Practice Section (Facilitator-Ready)

Habit Awareness Map

Learners choose one recurring behaviour to explore.

Mapping Prompts:

  1. What is the behaviour?

  2. When does it usually happen?

  3. What emotion or state comes before it?

  4. What does the behaviour provide in the moment?

  5. What happens afterward (emotionally and practically)?

  6. What might this habit be trying to help me with?

Key reminder:

Curiosity weakens habits faster than willpower.


EFT Tapping – Behaviour Change (Without Force)

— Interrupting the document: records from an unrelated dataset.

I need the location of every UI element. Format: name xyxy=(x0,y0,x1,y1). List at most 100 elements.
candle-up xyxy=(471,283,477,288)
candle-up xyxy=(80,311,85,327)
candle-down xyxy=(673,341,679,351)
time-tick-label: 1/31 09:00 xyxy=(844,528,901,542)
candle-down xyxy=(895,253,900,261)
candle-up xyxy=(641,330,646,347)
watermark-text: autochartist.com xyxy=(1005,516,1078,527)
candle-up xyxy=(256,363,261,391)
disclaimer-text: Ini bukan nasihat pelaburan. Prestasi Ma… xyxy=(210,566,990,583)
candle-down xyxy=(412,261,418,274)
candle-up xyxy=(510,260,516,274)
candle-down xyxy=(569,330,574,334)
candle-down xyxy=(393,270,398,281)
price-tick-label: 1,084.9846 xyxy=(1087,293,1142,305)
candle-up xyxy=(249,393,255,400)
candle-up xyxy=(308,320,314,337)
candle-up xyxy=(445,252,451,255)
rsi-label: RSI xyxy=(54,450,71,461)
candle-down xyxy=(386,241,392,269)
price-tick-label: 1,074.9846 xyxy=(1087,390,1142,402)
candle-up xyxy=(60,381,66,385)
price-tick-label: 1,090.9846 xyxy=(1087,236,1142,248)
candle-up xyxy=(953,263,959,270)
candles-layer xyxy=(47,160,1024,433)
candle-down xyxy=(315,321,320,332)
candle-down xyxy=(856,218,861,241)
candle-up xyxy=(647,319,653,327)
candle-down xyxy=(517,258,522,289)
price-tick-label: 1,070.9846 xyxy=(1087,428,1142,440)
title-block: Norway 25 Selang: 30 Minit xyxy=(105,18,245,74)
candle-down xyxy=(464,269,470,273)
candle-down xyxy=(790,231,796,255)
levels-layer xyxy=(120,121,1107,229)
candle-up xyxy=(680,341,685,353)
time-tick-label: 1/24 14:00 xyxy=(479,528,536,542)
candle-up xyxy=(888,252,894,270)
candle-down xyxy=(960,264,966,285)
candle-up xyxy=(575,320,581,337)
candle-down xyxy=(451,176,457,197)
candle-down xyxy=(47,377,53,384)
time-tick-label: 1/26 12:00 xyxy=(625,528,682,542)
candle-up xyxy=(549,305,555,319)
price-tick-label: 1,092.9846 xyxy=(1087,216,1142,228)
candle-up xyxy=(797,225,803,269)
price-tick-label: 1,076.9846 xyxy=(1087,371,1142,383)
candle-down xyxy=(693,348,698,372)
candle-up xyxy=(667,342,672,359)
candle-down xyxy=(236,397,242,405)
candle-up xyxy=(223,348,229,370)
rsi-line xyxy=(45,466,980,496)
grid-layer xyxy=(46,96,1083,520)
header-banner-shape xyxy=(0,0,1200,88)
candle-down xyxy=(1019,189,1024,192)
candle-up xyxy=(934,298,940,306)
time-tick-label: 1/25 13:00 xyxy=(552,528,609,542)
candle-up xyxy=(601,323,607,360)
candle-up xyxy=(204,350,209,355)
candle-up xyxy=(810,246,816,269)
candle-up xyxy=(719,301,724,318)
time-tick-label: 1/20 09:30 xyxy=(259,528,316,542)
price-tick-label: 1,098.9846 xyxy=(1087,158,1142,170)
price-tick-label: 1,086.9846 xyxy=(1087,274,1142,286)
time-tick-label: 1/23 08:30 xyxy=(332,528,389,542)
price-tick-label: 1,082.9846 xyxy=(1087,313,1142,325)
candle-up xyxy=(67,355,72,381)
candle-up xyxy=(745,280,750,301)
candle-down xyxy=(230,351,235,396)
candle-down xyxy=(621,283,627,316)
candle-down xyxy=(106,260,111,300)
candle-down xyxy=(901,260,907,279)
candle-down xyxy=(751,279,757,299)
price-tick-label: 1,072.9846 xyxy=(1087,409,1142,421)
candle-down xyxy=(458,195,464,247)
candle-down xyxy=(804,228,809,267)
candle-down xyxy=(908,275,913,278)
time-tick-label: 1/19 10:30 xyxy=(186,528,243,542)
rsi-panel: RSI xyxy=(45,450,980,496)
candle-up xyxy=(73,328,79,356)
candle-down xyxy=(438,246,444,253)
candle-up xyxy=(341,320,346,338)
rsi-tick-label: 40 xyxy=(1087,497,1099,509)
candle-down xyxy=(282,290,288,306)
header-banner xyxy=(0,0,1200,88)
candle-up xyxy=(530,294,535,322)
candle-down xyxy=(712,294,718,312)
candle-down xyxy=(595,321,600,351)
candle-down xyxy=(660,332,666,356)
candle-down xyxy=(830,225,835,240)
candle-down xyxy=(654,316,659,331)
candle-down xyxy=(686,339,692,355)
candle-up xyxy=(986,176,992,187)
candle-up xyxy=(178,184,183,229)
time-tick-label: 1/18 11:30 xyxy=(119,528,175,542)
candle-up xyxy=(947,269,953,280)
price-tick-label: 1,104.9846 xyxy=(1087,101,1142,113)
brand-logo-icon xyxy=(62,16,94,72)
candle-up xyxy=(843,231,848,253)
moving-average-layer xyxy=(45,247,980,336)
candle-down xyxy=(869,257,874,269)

Setup Statement (Karate Chop):

“Even though I keep repeating this behaviour, and part of me feels frustrated or ashamed, I choose to understand what this habit has been trying to do for me and create space for a new response.”

(Repeat 3 times)

Tapping Points (Short Phrases):

  • Eyebrow: This habit

  • Side of Eye: This automatic response

  • Under Eye: It shows up for a reason

  • Under Nose: It’s trying to help me cope

  • Chin: I don’t need to fight it

  • Collarbone: I can meet the need underneath

  • Under Arm: Creating space before reacting

  • Top of Head: I choose awareness over autopilot

Integration Pause:

Invite learners to notice:

  • Is the urge softer?

  • Is there more choice?

  • Is the body calmer?

No forcing. No promises. Just space.


Facilitator Notes (Optional)

  • Avoid “good vs bad” behaviour language

  • Normalise relapse — awareness is still progress

  • Emphasise interrupting, not eliminating

  • Reinforce compassion as the change agent


Daily Integration Practice

For the next few days, learners practise:

  • Pausing when the urge arises

  • Naming the state (“I’m noticing anxiety / fatigue / restlessness”)

  • Taking one conscious breath

  • Choosing any slightly more aware response

Even a 2-second pause is transformational.


Core Message of Module 7

Your habits are not enemies —
they are messages from unmet emotional needs.